Le solde après aides s'étale : sur le cas type à Bussy-Saint-Georges, le reste à charge d'un ménage très modeste ressort à 6 000 € après aide ANAH et prise en charge de l'accompagnement. Étalé sur quinze ans en éco-prêt à taux zéro, cela représente de l'ordre de 35 € par mois, à comparer aux 1 700 € d'économie annuelle attendue sur la facture d'énergie.
à Bussy-Saint-Georges, la structure du parc local indique la part de logements disposant d'une cave, d'un garage ou d'un vide sanitaire exploitable. On relève un rattachement intercommunal à CA Marne et Gondoire, environ 6 318 logements chauffés au gaz ou au fioul, 29 % de maisons individuelles, en zone climatique H1a. Ces valeurs ne décident d'aucun projet à elles seules, mais elles fixent l'ordre de grandeur dans lequel un chiffrage à Bussy-Saint-Georges est crédible.
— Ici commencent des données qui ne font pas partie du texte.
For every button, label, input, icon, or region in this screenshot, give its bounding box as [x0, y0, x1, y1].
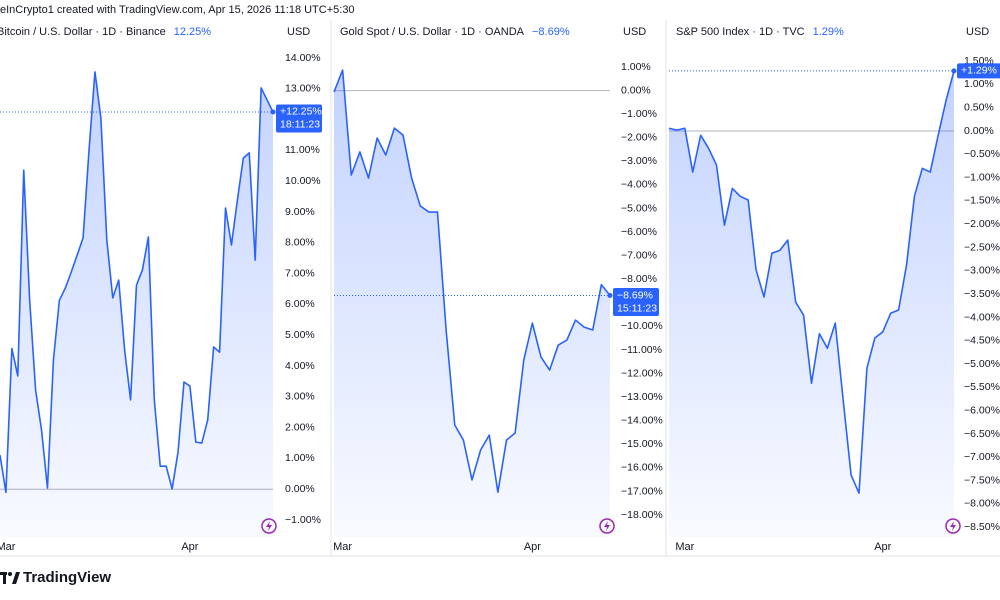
y-tick-label: −4.50% — [964, 335, 1000, 347]
last-value-text: +12.25% — [280, 106, 322, 118]
y-tick-label: −16.00% — [621, 462, 663, 474]
currency-label: USD — [287, 26, 310, 38]
last-point — [607, 293, 613, 299]
y-tick-label: −10.00% — [621, 320, 663, 332]
y-tick-label: −11.00% — [621, 344, 662, 356]
y-tick-label: 13.00% — [285, 83, 321, 95]
y-tick-label: 0.00% — [285, 483, 315, 495]
y-tick-label: 5.00% — [285, 329, 315, 341]
y-tick-label: −2.00% — [621, 132, 657, 144]
y-tick-label: −8.50% — [964, 521, 1000, 533]
area-fill — [0, 71, 273, 538]
y-tick-label: −17.00% — [621, 485, 663, 497]
y-tick-label: −6.50% — [964, 428, 1000, 440]
y-tick-label: −4.00% — [621, 179, 657, 191]
last-value-box — [276, 104, 322, 133]
y-tick-label: −15.00% — [621, 438, 663, 450]
last-value-text: 15:11:23 — [617, 302, 657, 314]
last-value-box — [957, 63, 1000, 79]
currency-label: USD — [623, 26, 646, 38]
last-point — [951, 68, 957, 74]
y-tick-label: −5.00% — [964, 358, 1000, 370]
y-tick-label: −12.00% — [621, 367, 663, 379]
y-tick-label: −3.00% — [964, 265, 1000, 277]
last-value-box — [613, 288, 659, 317]
y-tick-label: −7.00% — [964, 451, 1000, 463]
price-line — [0, 71, 274, 494]
y-tick-label: −7.00% — [621, 249, 657, 261]
y-tick-label: 14.00% — [285, 52, 321, 64]
y-tick-label: −5.00% — [621, 202, 657, 214]
x-tick-label: Mar — [0, 541, 16, 553]
last-point — [270, 109, 276, 115]
y-tick-label: 2.00% — [285, 421, 315, 433]
y-tick-label: −8.00% — [621, 273, 657, 285]
chart-title: S&P 500 Index · 1D · TVC — [676, 26, 805, 38]
chart-title: Bitcoin / U.S. Dollar · 1D · Binance — [0, 26, 166, 38]
y-tick-label: −2.50% — [964, 241, 1000, 253]
y-tick-label: −7.50% — [964, 474, 1000, 486]
y-tick-label: 6.00% — [285, 298, 315, 310]
x-tick-label: Apr — [181, 541, 198, 553]
y-tick-label: 4.00% — [285, 360, 315, 372]
y-tick-label: −0.50% — [964, 148, 1000, 160]
brand-name: TradingView — [23, 569, 111, 586]
price-line — [668, 70, 955, 494]
y-tick-label: −13.00% — [621, 391, 663, 403]
y-tick-label: −6.00% — [964, 404, 1000, 416]
y-tick-label: −14.00% — [621, 415, 663, 427]
y-tick-label: 10.00% — [285, 175, 321, 187]
area-fill — [669, 70, 954, 538]
change-label: −8.69% — [532, 26, 570, 38]
y-tick-label: 9.00% — [285, 206, 315, 218]
x-tick-label: Mar — [333, 541, 352, 553]
y-tick-label: 8.00% — [285, 237, 315, 249]
y-tick-label: 1.00% — [621, 61, 651, 73]
y-tick-label: −18.00% — [621, 509, 663, 521]
x-tick-label: Apr — [524, 541, 541, 553]
brand-logo — [0, 572, 20, 584]
y-tick-label: 11.00% — [285, 144, 320, 156]
y-tick-label: −8.00% — [964, 498, 1000, 510]
y-tick-label: 7.00% — [285, 267, 315, 279]
change-label: 12.25% — [174, 26, 212, 38]
chart-title: Gold Spot / U.S. Dollar · 1D · OANDA — [340, 26, 525, 38]
y-tick-label: −1.00% — [285, 514, 321, 526]
y-tick-label: 0.50% — [964, 102, 994, 114]
y-tick-label: −6.00% — [621, 226, 657, 238]
currency-label: USD — [966, 26, 989, 38]
y-tick-label: −1.50% — [964, 195, 1000, 207]
change-label: 1.29% — [813, 26, 844, 38]
y-tick-label: 1.00% — [285, 452, 315, 464]
last-value-text: −8.69% — [617, 289, 653, 301]
y-tick-label: −2.00% — [964, 218, 1000, 230]
y-tick-label: 0.00% — [964, 125, 994, 137]
y-tick-label: 3.00% — [285, 391, 315, 403]
y-tick-label: 0.00% — [621, 84, 651, 96]
y-tick-label: −3.50% — [964, 288, 1000, 300]
x-tick-label: Mar — [675, 541, 694, 553]
last-value-text: +1.29% — [961, 65, 997, 77]
y-tick-label: −4.00% — [964, 311, 1000, 323]
price-line — [333, 69, 611, 493]
y-tick-label: −1.00% — [621, 108, 657, 120]
y-tick-label: −1.00% — [964, 171, 1000, 183]
y-tick-label: −5.50% — [964, 381, 1000, 393]
x-tick-label: Apr — [874, 541, 891, 553]
area-fill — [334, 70, 610, 537]
y-tick-label: −3.00% — [621, 155, 657, 167]
y-tick-label: 1.00% — [964, 78, 994, 90]
header-caption: eInCrypto1 created with TradingView.com,… — [0, 4, 355, 16]
last-value-text: 18:11:23 — [280, 119, 320, 131]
Le parc local commande la faisabilité : sur 11 026 résidences principales, on estime 3 153 maisons individuelles (29 %) à Bussy-Saint-Georges. La hauteur libre disponible en cave ou vide sanitaire y devient l'arbitrage dominant, bien avant le choix de matériau, pour l'isolation du plancher bas.
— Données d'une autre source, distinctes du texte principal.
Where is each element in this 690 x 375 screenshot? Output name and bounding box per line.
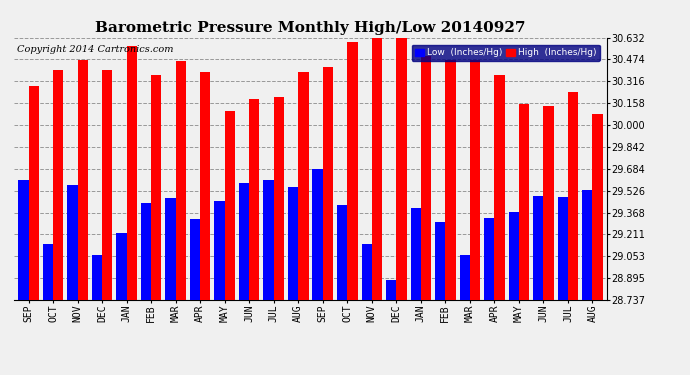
Bar (386, 280, 396, 300)
Bar (77, 60, 88, 300)
Bar (337, 206, 347, 300)
Bar (239, 183, 249, 300)
Bar (313, 170, 323, 300)
Bar (225, 111, 235, 300)
Bar (92, 255, 102, 300)
Bar (435, 222, 445, 300)
Bar (200, 72, 210, 300)
Bar (509, 212, 519, 300)
Text: Copyright 2014 Cartronics.com: Copyright 2014 Cartronics.com (17, 45, 173, 54)
Bar (102, 70, 112, 300)
Bar (495, 75, 504, 300)
Bar (568, 92, 578, 300)
Bar (372, 38, 382, 300)
Bar (215, 201, 225, 300)
Bar (470, 60, 480, 300)
Bar (362, 244, 372, 300)
Bar (460, 255, 470, 300)
Bar (421, 56, 431, 300)
Bar (151, 75, 161, 300)
Bar (141, 202, 151, 300)
Bar (396, 38, 406, 300)
Bar (126, 46, 137, 300)
Bar (484, 218, 495, 300)
Bar (43, 244, 53, 300)
Bar (176, 62, 186, 300)
Bar (249, 99, 259, 300)
Bar (593, 114, 603, 300)
Bar (411, 208, 421, 300)
Bar (533, 196, 544, 300)
Bar (519, 104, 529, 300)
Bar (190, 219, 200, 300)
Bar (323, 67, 333, 300)
Legend: Low  (Inches/Hg), High  (Inches/Hg): Low (Inches/Hg), High (Inches/Hg) (411, 45, 600, 61)
Bar (67, 184, 77, 300)
Bar (347, 42, 357, 300)
Bar (274, 98, 284, 300)
Bar (53, 70, 63, 300)
Bar (166, 198, 176, 300)
Bar (558, 197, 568, 300)
Bar (28, 86, 39, 300)
Bar (582, 190, 593, 300)
Bar (18, 180, 28, 300)
Bar (288, 188, 298, 300)
Bar (445, 60, 455, 300)
Title: Barometric Pressure Monthly High/Low 20140927: Barometric Pressure Monthly High/Low 201… (95, 21, 526, 35)
Bar (117, 233, 126, 300)
Bar (298, 72, 308, 300)
Bar (264, 180, 274, 300)
Bar (544, 106, 554, 300)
Le dimensionnement suit l'occupation réelle : 2.49 personne(s) par logement en moyenne à Bussy-Saint-Georges, ce qui fixe la base de calcul à 115 m². L'isolation du plancher bas se calibre sur cette occupation, pas sur la surface cadastrale ni sur la facture de l'année passée.
Le métré fait foi avant toute discussion de prix : à Bussy-Saint-Georges, sur une base de 115 m² en zone H1a, l'isolation du plancher bas représente de l'ordre de 58 m² de sous-face. Multiplié par un prix unitaire de 30 à 70 €, on obtient une fourchette de 1 740 € à 4 060 € TTC, que le plafond d'assiette de 40 000 € HT vient ensuite borner.
La séquence prime sur la vitesse : l'isolation du plancher bas occupe un isolateur intervenant en sous-sol durant deux à quatre jours à Bussy-Saint-Georges. Son positionnement dans le calendrier — après l'audit, avant la mise en service — conditionne la qualité des interfaces entre lots bien plus que le choix de l'entreprise.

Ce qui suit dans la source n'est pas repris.